An IVA relieves pressure on an individual and provides them with a method of structuring their debts and repayment obligations. Other benefits are that an IVA binds creditors into an agreement, such that they cannot chase payment for IVA debts during the term of the IVA.

 

Whilst an IVA is in place, the debtor will make regular payments to the supervisor who will then declare dividends to the IVA creditors. The terms of an IVA are often such that a debtor will end up paying less than their total outstanding debts because the creditors agree to accept a reduced sum.

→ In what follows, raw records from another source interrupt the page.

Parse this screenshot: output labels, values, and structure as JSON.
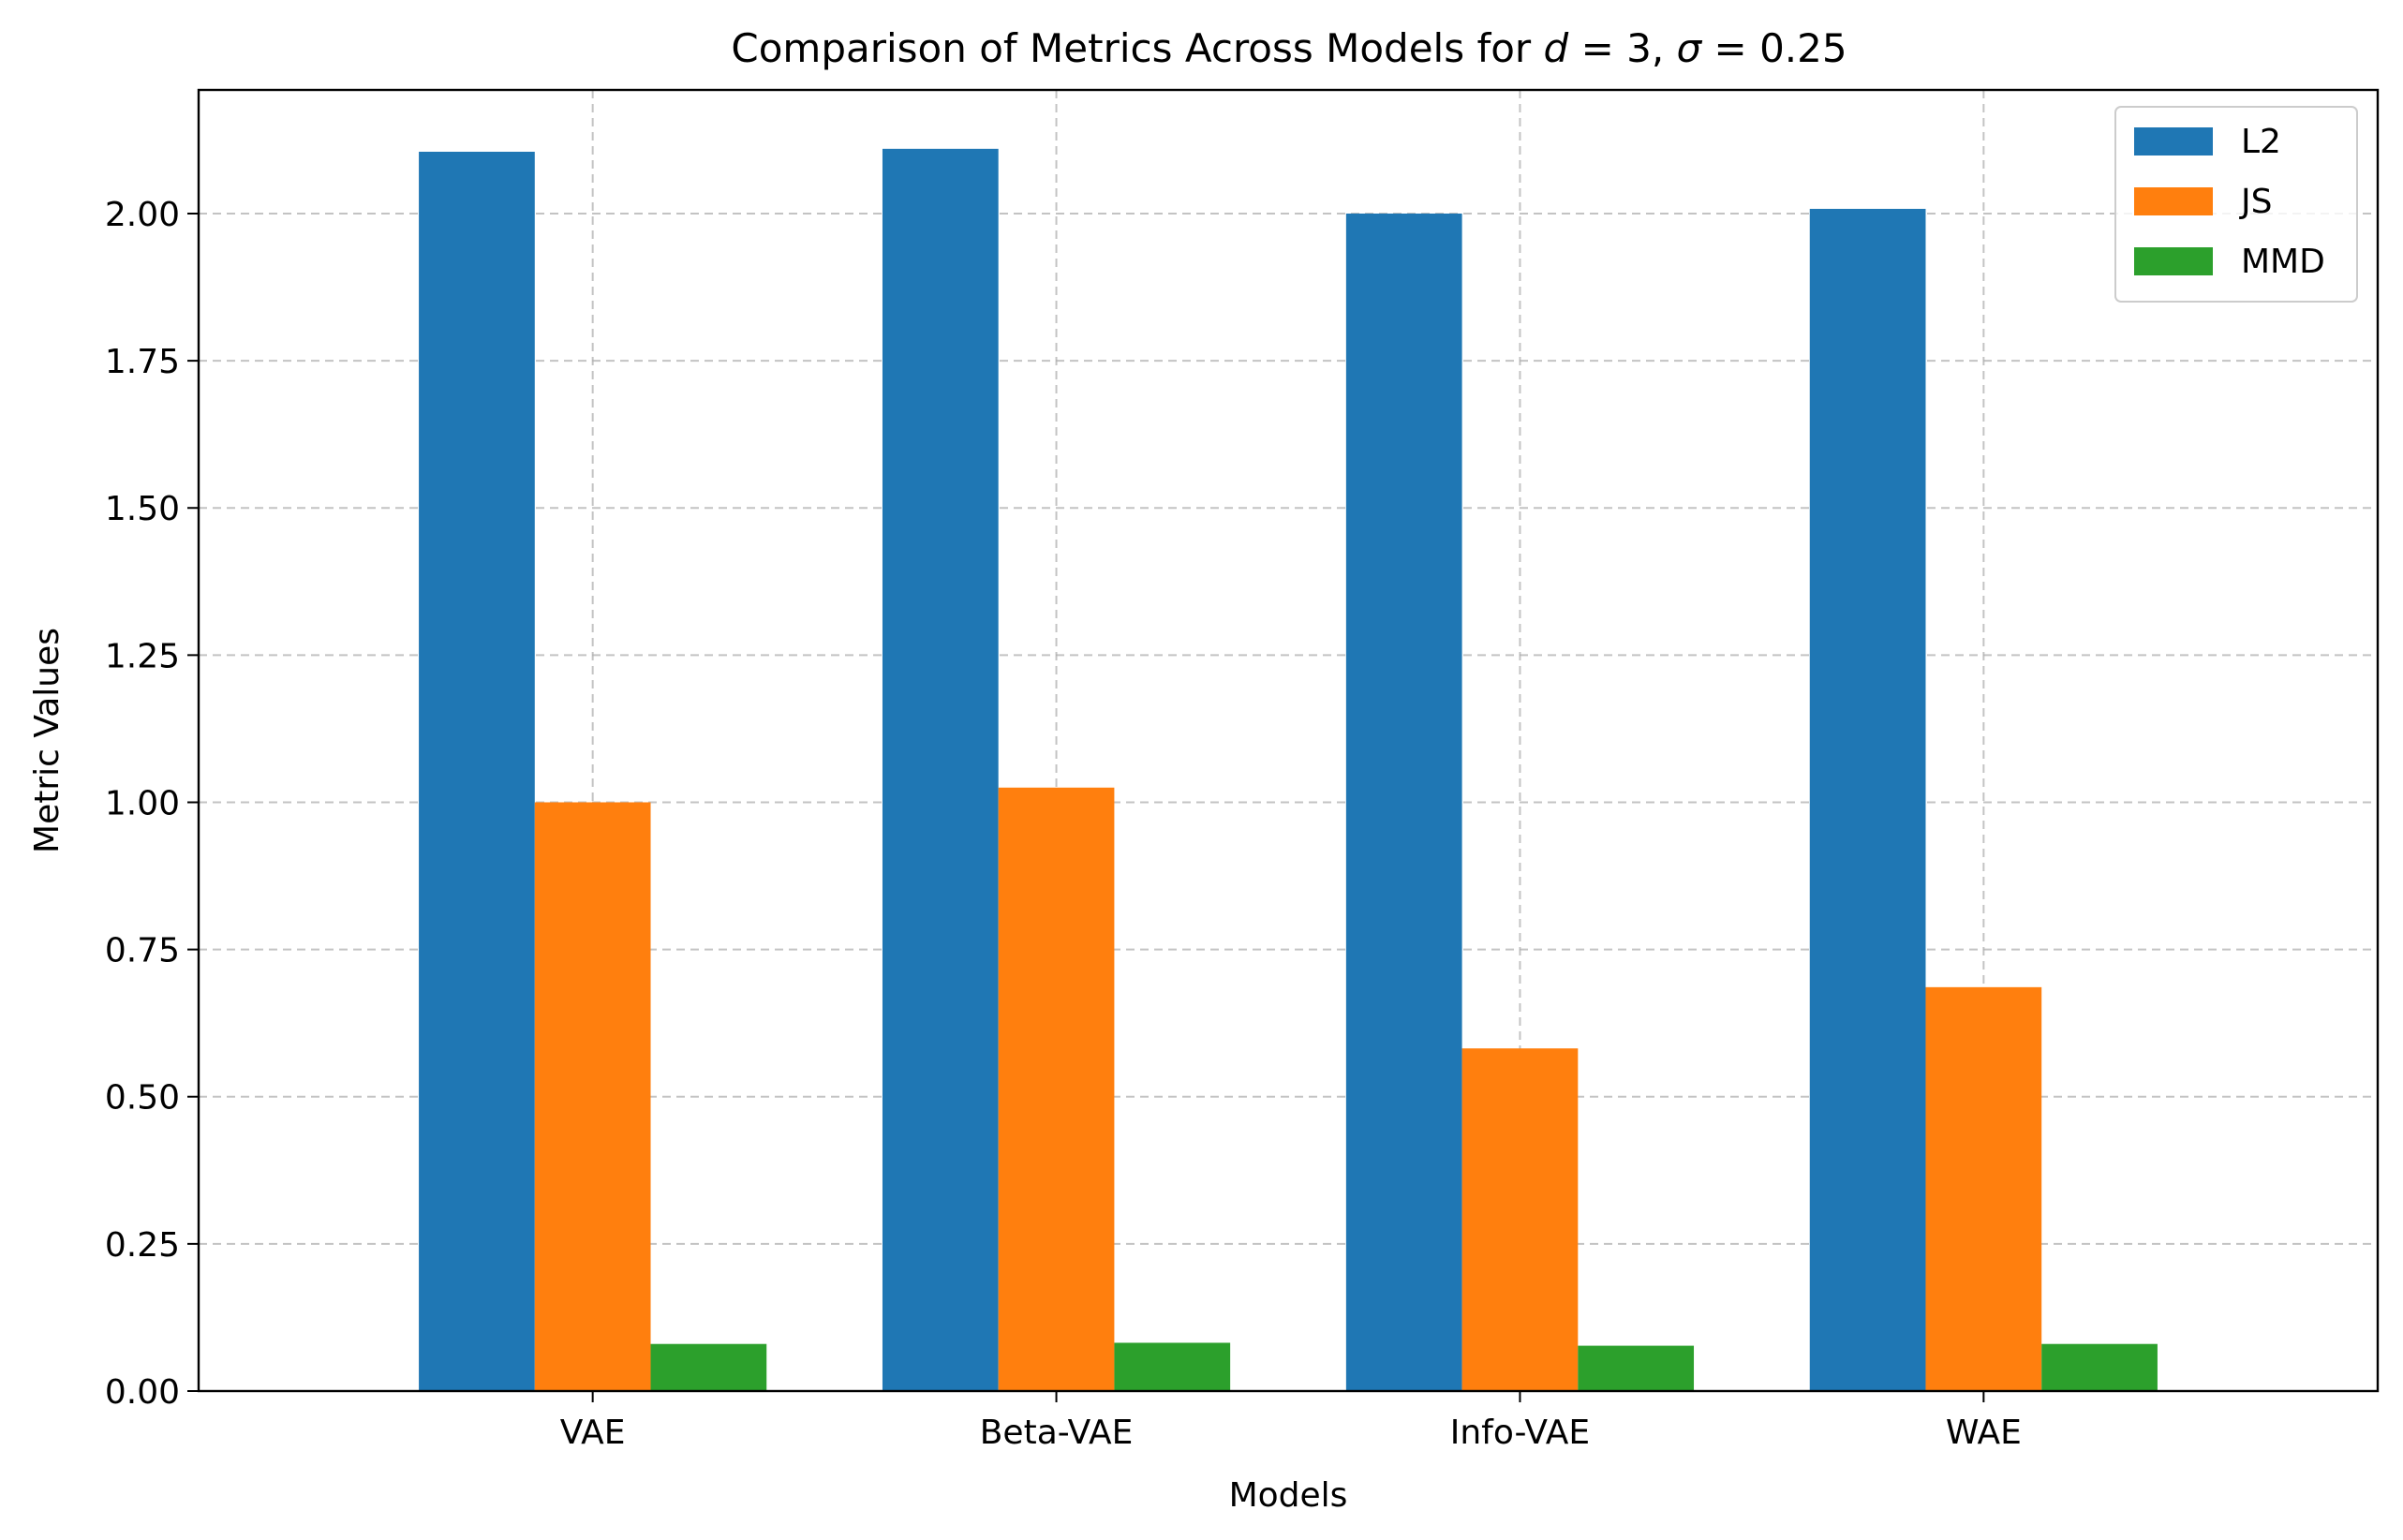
{
  "chart_data": {
    "type": "bar",
    "title": "Comparison of Metrics Across Models for d = 3, σ = 0.25",
    "title_parts": {
      "prefix": "Comparison of Metrics Across Models for ",
      "var1": "d",
      "eq1": " = 3, ",
      "var2": "σ",
      "eq2": " = 0.25"
    },
    "xlabel": "Models",
    "ylabel": "Metric Values",
    "categories": [
      "VAE",
      "Beta-VAE",
      "Info-VAE",
      "WAE"
    ],
    "series": [
      {
        "name": "L2",
        "color": "#1f77b4",
        "values": [
          2.105,
          2.11,
          2.0,
          2.008
        ]
      },
      {
        "name": "JS",
        "color": "#ff7f0e",
        "values": [
          1.0,
          1.025,
          0.582,
          0.686
        ]
      },
      {
        "name": "MMD",
        "color": "#2ca02c",
        "values": [
          0.08,
          0.082,
          0.077,
          0.08
        ]
      }
    ],
    "ylim": [
      0,
      2.21
    ],
    "yticks": [
      "0.00",
      "0.25",
      "0.50",
      "0.75",
      "1.00",
      "1.25",
      "1.50",
      "1.75",
      "2.00"
    ],
    "ytick_values": [
      0,
      0.25,
      0.5,
      0.75,
      1.0,
      1.25,
      1.5,
      1.75,
      2.0
    ],
    "grid": true,
    "grid_style": "dashed",
    "legend_position": "top-right"
  }
}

An IVA is not necessarily right for everyone. Given the fees associated with entering into an IVA, it may only be a commercial option for debtors with larger debts. It is also worth noting that certain debts cannot be included within an IVA – for example, secured debts such as mortgages usually have to be repaid notwithstanding the existence of an IVA.

 

IVAs can last a long time, often up to five years, with further extensions after this date. If you are expecting to receive money in the near future, for example, an inheritance or pension withdrawal, you will need to consider whether those payments are caught by the terms of the IVA and are required to be paid into the IVA.

 

IVAs are publicly recorded on the Individual Insolvency Register, like bankruptcies. This option may not therefore be right for a debtor who wishes to pay their debts privately.

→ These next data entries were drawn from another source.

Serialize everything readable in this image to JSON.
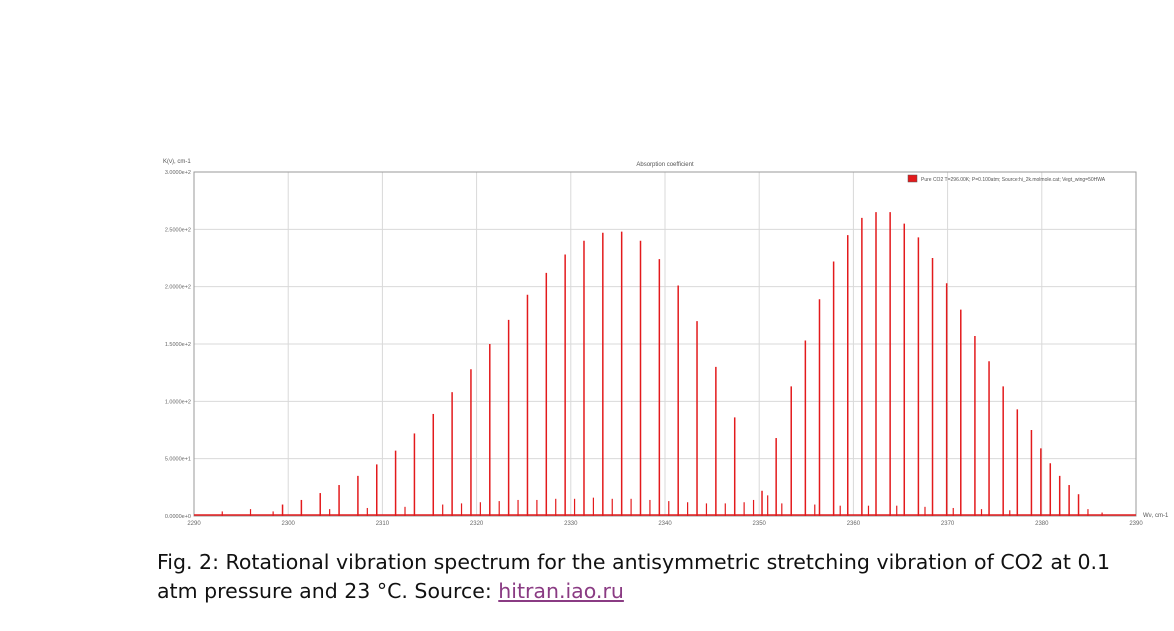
{
  "chart_data": {
    "type": "line",
    "title": "Absorption coefficient",
    "ylabel": "K(ν), cm-1",
    "xlabel": "Wν, cm-1",
    "legend": {
      "label": "Pure CO2 T=296.00K; P=0.100atm; Source:hi_2k.molmole.cat; Vegt_wing=50HWA",
      "placement": "top-right",
      "color": "#e31a1c"
    },
    "series_color": "#e31a1c",
    "grid": true,
    "xlim": [
      2290,
      2390
    ],
    "ylim": [
      0,
      300
    ],
    "x_ticks": [
      "2290",
      "2300",
      "2310",
      "2320",
      "2330",
      "2340",
      "2350",
      "2360",
      "2370",
      "2380",
      "2390"
    ],
    "y_ticks": [
      "0.0000e+0",
      "5.0000e+1",
      "1.0000e+2",
      "1.5000e+2",
      "2.0000e+2",
      "2.5000e+2",
      "3.0000e+2"
    ],
    "major_lines": {
      "x": [
        2299.4,
        2301.4,
        2303.4,
        2305.4,
        2307.4,
        2309.4,
        2311.4,
        2313.4,
        2315.4,
        2317.4,
        2319.4,
        2321.4,
        2323.4,
        2325.4,
        2327.4,
        2329.4,
        2331.4,
        2333.4,
        2335.4,
        2337.4,
        2339.4,
        2341.4,
        2343.4,
        2345.4,
        2347.4,
        2350.3,
        2351.8,
        2353.4,
        2354.9,
        2356.4,
        2357.9,
        2359.4,
        2360.9,
        2362.4,
        2363.9,
        2365.4,
        2366.9,
        2368.4,
        2369.9,
        2371.4,
        2372.9,
        2374.4,
        2375.9,
        2377.4,
        2378.9,
        2379.9,
        2380.9,
        2381.9,
        2382.9,
        2383.9
      ],
      "y": [
        10,
        14,
        20,
        27,
        35,
        45,
        57,
        72,
        89,
        108,
        128,
        150,
        171,
        193,
        212,
        228,
        240,
        247,
        248,
        240,
        224,
        201,
        170,
        130,
        86,
        22,
        68,
        113,
        153,
        189,
        222,
        245,
        260,
        265,
        265,
        255,
        243,
        225,
        203,
        180,
        157,
        135,
        113,
        93,
        75,
        59,
        46,
        35,
        27,
        19
      ]
    },
    "weak_lines": {
      "x": [
        2293,
        2296,
        2298.4,
        2304.4,
        2308.4,
        2312.4,
        2316.4,
        2318.4,
        2320.4,
        2322.4,
        2324.4,
        2326.4,
        2328.4,
        2330.4,
        2332.4,
        2334.4,
        2336.4,
        2338.4,
        2340.4,
        2342.4,
        2344.4,
        2346.4,
        2348.4,
        2349.4,
        2350.9,
        2352.4,
        2355.9,
        2358.6,
        2361.6,
        2364.6,
        2367.6,
        2370.6,
        2373.6,
        2376.6,
        2384.9,
        2386.4
      ],
      "y": [
        4,
        6,
        4,
        6,
        7,
        8,
        10,
        11,
        12,
        13,
        14,
        14,
        15,
        15,
        16,
        15,
        15,
        14,
        13,
        12,
        11,
        11,
        12,
        14,
        18,
        11,
        10,
        9,
        9,
        9,
        8,
        7,
        6,
        5,
        6,
        3
      ]
    }
  },
  "caption": {
    "text": "Fig. 2: Rotational vibration spectrum for the antisymmetric stretching vibration of CO2 at 0.1 atm pressure and 23 °C. Source: ",
    "link_text": "hitran.iao.ru"
  }
}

A debtor must fulfil specific criteria to enter into an IVA. For example, they need excess monthly income to be able to make the IVA payments. If a debtor cannot make meaningful payments, their creditors are unlikely to agree to an IVA.

IVAs can cover a wide range of debts, including loans, credit cards, overdrafts and outstanding bills.

 

Secured debts such as mortgage or rent arrears may be included in an IVA if a creditor agrees, however, usually, creditors will not agree to give up the benefit of their security.

 

The following debts will not be included in an IVA:

 

  • Child maintenance or court-ordered maintenance arrears
  • Student loans
  • Magistrates’ Court fines
  • Social Fund loans
  • TV licence arrears.

We suggest that a debtor takes independent professional advice to determine whether or not an IVA is appropriate for them.

 

Initially, an IP will be a nominee for the debtor’s IVA proposal. Once the IVA has been approved by the debtor’s creditors, the IP will become the supervisor of the IVA and, in doing so, will be required to supervise the debtor’s implementation and compliance with the terms of their IVA.

An IVA is approved by creditors holding 75% or more of the debt by value, provided less than half of the total value of creditors who are not associates of the debtor vote against it (rule 15.34(6), IR 2016).

 

The vote must be taken using a creditors’ decision procedure set out in the Insolvency Act 1986. If the IVA is approved, it:

 

  • Takes effect as if made by the debtor at the time the creditors decided to approve the proposal.
  • Binds every person who, in accordance with the IR 2016, was entitled to vote in the creditors’ decision procedure approving the proposal (or would have been so entitled if they had received notice of the decision procedure).

A creditor can challenge an IVA if they feel that their interests have been unfairly prejudiced or if there were material irregularities relating to the creditors’ decision procedure. If a challenge is successful, then a court can revoke or suspend an IVA.

An IVA will impact the debtor’s credit rating, which means that they may find it hard to get credit while the agreement is in place.

 

Creditors can check whether you have an IVA by searching the Individual Insolvency Register. Your IVA will usually stay on the Register until three months after it has ended.

 

If you want to apply for more than £500 of credit, you also need written permission from the supervisor unless the credit is for utility bills.

Each IVA will set out the terms upon which it will be completed or terminated. An IVA usually lasts between three and six years and can come to an end if there has been a breach of the terms, if it has come to a premature end or it has been satisfactorily completed in line with its terms.